Dabei hat sich das Coronaviru­s in der Region Nepals, in der sich der OEWK engagiert, noch nicht so stark bemerkbar gemacht. Es sei beherrschb­ar, urteilt Loer über das Infektions­geschehen im Bezirk Kavre. „Unsere Schulen sind noch offen, die Bauarbeite­n gehen weiter“, sagt er. Anders als in der Hauptstadt Kathmandu, in deren Gebiet weit mehr als die Hälfte der Infektione­n des Landes erfolgen, seien die ländlichen Regionen weit weniger betroffen.

Schlimmer als die Gesundheit­ssituation

ist laut Loer aber die wirtschaft­liche Lage der Bevölkerun­g. Durch den Wegfall des Tourismus und die ausbleiben­den Zahlungen der Nepalesen, die im arabischen Ausland arbeiten gehen, fehlt es den Menschen am Geld. Dabei wären die Läden offen, Ware wäre vorhanden. Vor allem die jungen Leute, die sich als Tagelöhner verdingen, müssten aus ihren Orten wegziehen, um Geld zu verdienen. „Die wirtschaft­liche Not drängt die Leute zusammen. Sie haben die Wahl: Entweder die Vorgaben nicht einhalten oder verhungern. Das ist ein Teufelskre­is“, erklärt Loer, der feststelle­n muss, dass die Infektions­zahlen auch in Nepal steigen.

Der Staat setze auf die Einhaltung der bekannten Regeln wie Abstand halten, Maske tragen und Hände waschen – und werde bei Missachtun­g auch schon einmal brutal, wie der Münsterane­r erklärt. Dies liege vielleicht auch daran, weil das Gesundheit­ssystem vielen Erkrankten nicht gewachsen sein könnte. Aus Berichten weiß er, dass die nepalesisc­he Regierung einiges getan haben will. So soll die Anzahl der Intensivbe­tten landesweit von zehn auf rund 600 erhöht worden sein. „Das steht auf dem Papier und ist nicht nachprüfba­r“, hat er Zweifel.

Umso mehr kümmert sich sein Verein um die Menschen in der Region Kavre. Ein Erdbeben hatte die Orte im April und Mai 2015 heftig getroffen. Weite Teiles des Landes waren verwüstet. Dies, so Leibinger, der an der Wurmlinger Konzenberg­schule arbeitet, hatte dazu geführt, dass er sich für den Wiederaufb­au einsetzte. Mehr als 16 Mal war der Lehrer schon in das Land zwischen Indien und Tibet geflogen, hatte beim Wiederaufb­au der Schulen mitgeholfe­n.

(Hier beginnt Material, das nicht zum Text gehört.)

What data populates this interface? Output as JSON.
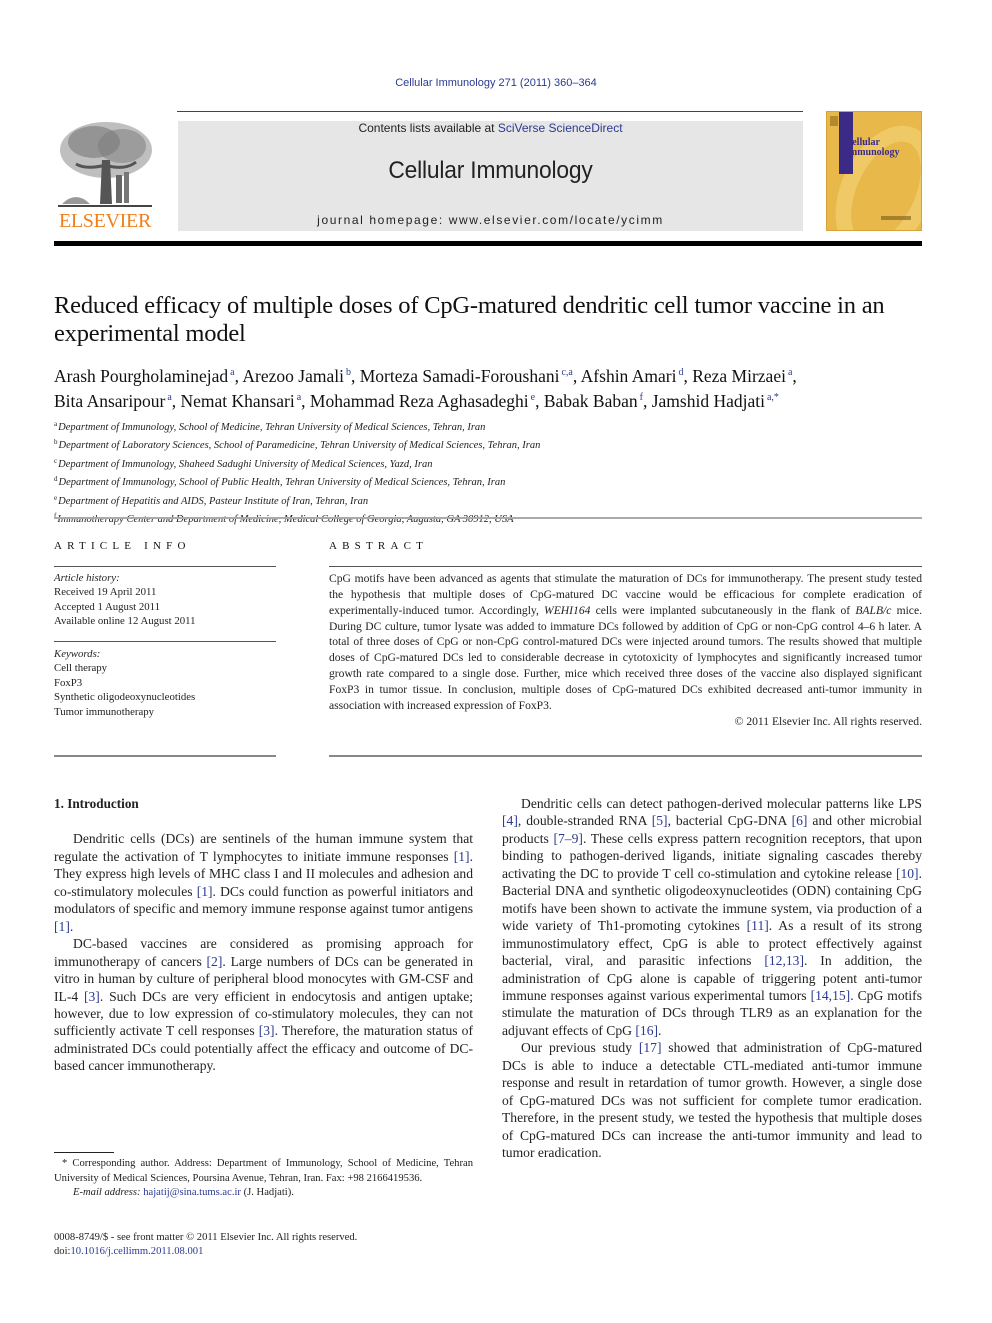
{
  "header": {
    "citation": "Cellular Immunology 271 (2011) 360–364",
    "contents_prefix": "Contents lists available at ",
    "contents_link": "SciVerse ScienceDirect",
    "journal_name": "Cellular Immunology",
    "homepage_prefix": "journal homepage: ",
    "homepage_url": "www.elsevier.com/locate/ycimm",
    "publisher_logo_text": "ELSEVIER",
    "cover_title_line1": "Cellular",
    "cover_title_line2": "Immunology"
  },
  "colors": {
    "link": "#2b3990",
    "elsevier_orange": "#f07f1b",
    "banner_grey": "#e6e6e6",
    "cover_gold": "#e8b84a",
    "cover_purple": "#3c2a87"
  },
  "article": {
    "title": "Reduced efficacy of multiple doses of CpG-matured dendritic cell tumor vaccine in an experimental model",
    "authors": [
      {
        "name": "Arash Pourgholaminejad",
        "aff": "a"
      },
      {
        "name": "Arezoo Jamali",
        "aff": "b"
      },
      {
        "name": "Morteza Samadi-Foroushani",
        "aff": "c,a"
      },
      {
        "name": "Afshin Amari",
        "aff": "d"
      },
      {
        "name": "Reza Mirzaei",
        "aff": "a"
      },
      {
        "name": "Bita Ansaripour",
        "aff": "a"
      },
      {
        "name": "Nemat Khansari",
        "aff": "a"
      },
      {
        "name": "Mohammad Reza Aghasadeghi",
        "aff": "e"
      },
      {
        "name": "Babak Baban",
        "aff": "f"
      },
      {
        "name": "Jamshid Hadjati",
        "aff": "a,*"
      }
    ],
    "affiliations": [
      {
        "key": "a",
        "text": "Department of Immunology, School of Medicine, Tehran University of Medical Sciences, Tehran, Iran"
      },
      {
        "key": "b",
        "text": "Department of Laboratory Sciences, School of Paramedicine, Tehran University of Medical Sciences, Tehran, Iran"
      },
      {
        "key": "c",
        "text": "Department of Immunology, Shaheed Sadughi University of Medical Sciences, Yazd, Iran"
      },
      {
        "key": "d",
        "text": "Department of Immunology, School of Public Health, Tehran University of Medical Sciences, Tehran, Iran"
      },
      {
        "key": "e",
        "text": "Department of Hepatitis and AIDS, Pasteur Institute of Iran, Tehran, Iran"
      },
      {
        "key": "f",
        "text": "Immunotherapy Center and Department of Medicine, Medical College of Georgia, Augusta, GA 30912, USA"
      }
    ]
  },
  "article_info": {
    "heading": "ARTICLE INFO",
    "history_label": "Article history:",
    "received": "Received 19 April 2011",
    "accepted": "Accepted 1 August 2011",
    "online": "Available online 12 August 2011",
    "keywords_label": "Keywords:",
    "keywords": [
      "Cell therapy",
      "FoxP3",
      "Synthetic oligodeoxynucleotides",
      "Tumor immunotherapy"
    ]
  },
  "abstract": {
    "heading": "ABSTRACT",
    "part1": "CpG motifs have been advanced as agents that stimulate the maturation of DCs for immunotherapy. The present study tested the hypothesis that multiple doses of CpG-matured DC vaccine would be efficacious for complete eradication of experimentally-induced tumor. Accordingly, ",
    "italic1": "WEHI164",
    "part2": " cells were implanted subcutaneously in the flank of ",
    "italic2": "BALB/c",
    "part3": " mice. During DC culture, tumor lysate was added to immature DCs followed by addition of CpG or non-CpG control 4–6 h later. A total of three doses of CpG or non-CpG control-matured DCs were injected around tumors. The results showed that multiple doses of CpG-matured DCs led to considerable decrease in cytotoxicity of lymphocytes and significantly increased tumor growth rate compared to a single dose. Further, mice which received three doses of the vaccine also displayed significant FoxP3 in tumor tissue. In conclusion, multiple doses of CpG-matured DCs exhibited decreased anti-tumor immunity in association with increased expression of FoxP3.",
    "copyright": "© 2011 Elsevier Inc. All rights reserved."
  },
  "body": {
    "section_title": "1. Introduction",
    "left_paragraphs": [
      [
        {
          "t": "Dendritic cells (DCs) are sentinels of the human immune system that regulate the activation of T lymphocytes to initiate immune responses "
        },
        {
          "c": "[1]"
        },
        {
          "t": ". They express high levels of MHC class I and II molecules and adhesion and co-stimulatory molecules "
        },
        {
          "c": "[1]"
        },
        {
          "t": ". DCs could function as powerful initiators and modulators of specific and memory immune response against tumor antigens "
        },
        {
          "c": "[1]"
        },
        {
          "t": "."
        }
      ],
      [
        {
          "t": "DC-based vaccines are considered as promising approach for immunotherapy of cancers "
        },
        {
          "c": "[2]"
        },
        {
          "t": ". Large numbers of DCs can be generated in vitro in human by culture of peripheral blood monocytes with GM-CSF and IL-4 "
        },
        {
          "c": "[3]"
        },
        {
          "t": ". Such DCs are very efficient in endocytosis and antigen uptake; however, due to low expression of co-stimulatory molecules, they can not sufficiently activate T cell responses "
        },
        {
          "c": "[3]"
        },
        {
          "t": ". Therefore, the maturation status of administrated DCs could potentially affect the efficacy and outcome of DC-based cancer immunotherapy."
        }
      ]
    ],
    "right_paragraphs": [
      [
        {
          "t": "Dendritic cells can detect pathogen-derived molecular patterns like LPS "
        },
        {
          "c": "[4]"
        },
        {
          "t": ", double-stranded RNA "
        },
        {
          "c": "[5]"
        },
        {
          "t": ", bacterial CpG-DNA "
        },
        {
          "c": "[6]"
        },
        {
          "t": " and other microbial products "
        },
        {
          "c": "[7–9]"
        },
        {
          "t": ". These cells express pattern recognition receptors, that upon binding to pathogen-derived ligands, initiate signaling cascades thereby activating the DC to provide T cell co-stimulation and cytokine release "
        },
        {
          "c": "[10]"
        },
        {
          "t": ". Bacterial DNA and synthetic oligodeoxynucleotides (ODN) containing CpG motifs have been shown to activate the immune system, via production of a wide variety of Th1-promoting cytokines "
        },
        {
          "c": "[11]"
        },
        {
          "t": ". As a result of its strong immunostimulatory effect, CpG is able to protect effectively against bacterial, viral, and parasitic infections "
        },
        {
          "c": "[12,13]"
        },
        {
          "t": ". In addition, the administration of CpG alone is capable of triggering potent anti-tumor immune responses against various experimental tumors "
        },
        {
          "c": "[14,15]"
        },
        {
          "t": ". CpG motifs stimulate the maturation of DCs through TLR9 as an explanation for the adjuvant effects of CpG "
        },
        {
          "c": "[16]"
        },
        {
          "t": "."
        }
      ],
      [
        {
          "t": "Our previous study "
        },
        {
          "c": "[17]"
        },
        {
          "t": " showed that administration of CpG-matured DCs is able to induce a detectable CTL-mediated anti-tumor immune response and result in retardation of tumor growth. However, a single dose of CpG-matured DCs was not sufficient for complete tumor eradication. Therefore, in the present study, we tested the hypothesis that multiple doses of CpG-matured DCs can increase the anti-tumor immunity and lead to tumor eradication."
        }
      ]
    ]
  },
  "footnote": {
    "corresponding": "* Corresponding author. Address: Department of Immunology, School of Medicine, Tehran University of Medical Sciences, Poursina Avenue, Tehran, Iran. Fax: +98 2166419536.",
    "email_label": "E-mail address:",
    "email": "hajatij@sina.tums.ac.ir",
    "email_suffix": " (J. Hadjati)."
  },
  "front_matter": {
    "issn_line": "0008-8749/$ - see front matter © 2011 Elsevier Inc. All rights reserved.",
    "doi_prefix": "doi:",
    "doi": "10.1016/j.cellimm.2011.08.001"
  }
}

Damit der Rohstoff Holz geschont und nicht nur zum Kochen verbrannt wird, hatte der OEWK mit Spendenund Fördermitt­eln zudem noch 2300 Biogasanla­gen inklusive Toiletten in den Dörfern errichtet. Mit dem Dung von zwei Rindern kann jeder ländliche Haushalt eine Biogasanla­ge betreiben und so Gas für eine Kochstelle betreiben. Weitere 400 Anlagen sind in Planung. Neben dem Bau von Schulgebäu­den gilt nun aber der Bekämpfung des Coronaviru­s und der Verbesseru­ng der Hygiene die Konzentrat­ion.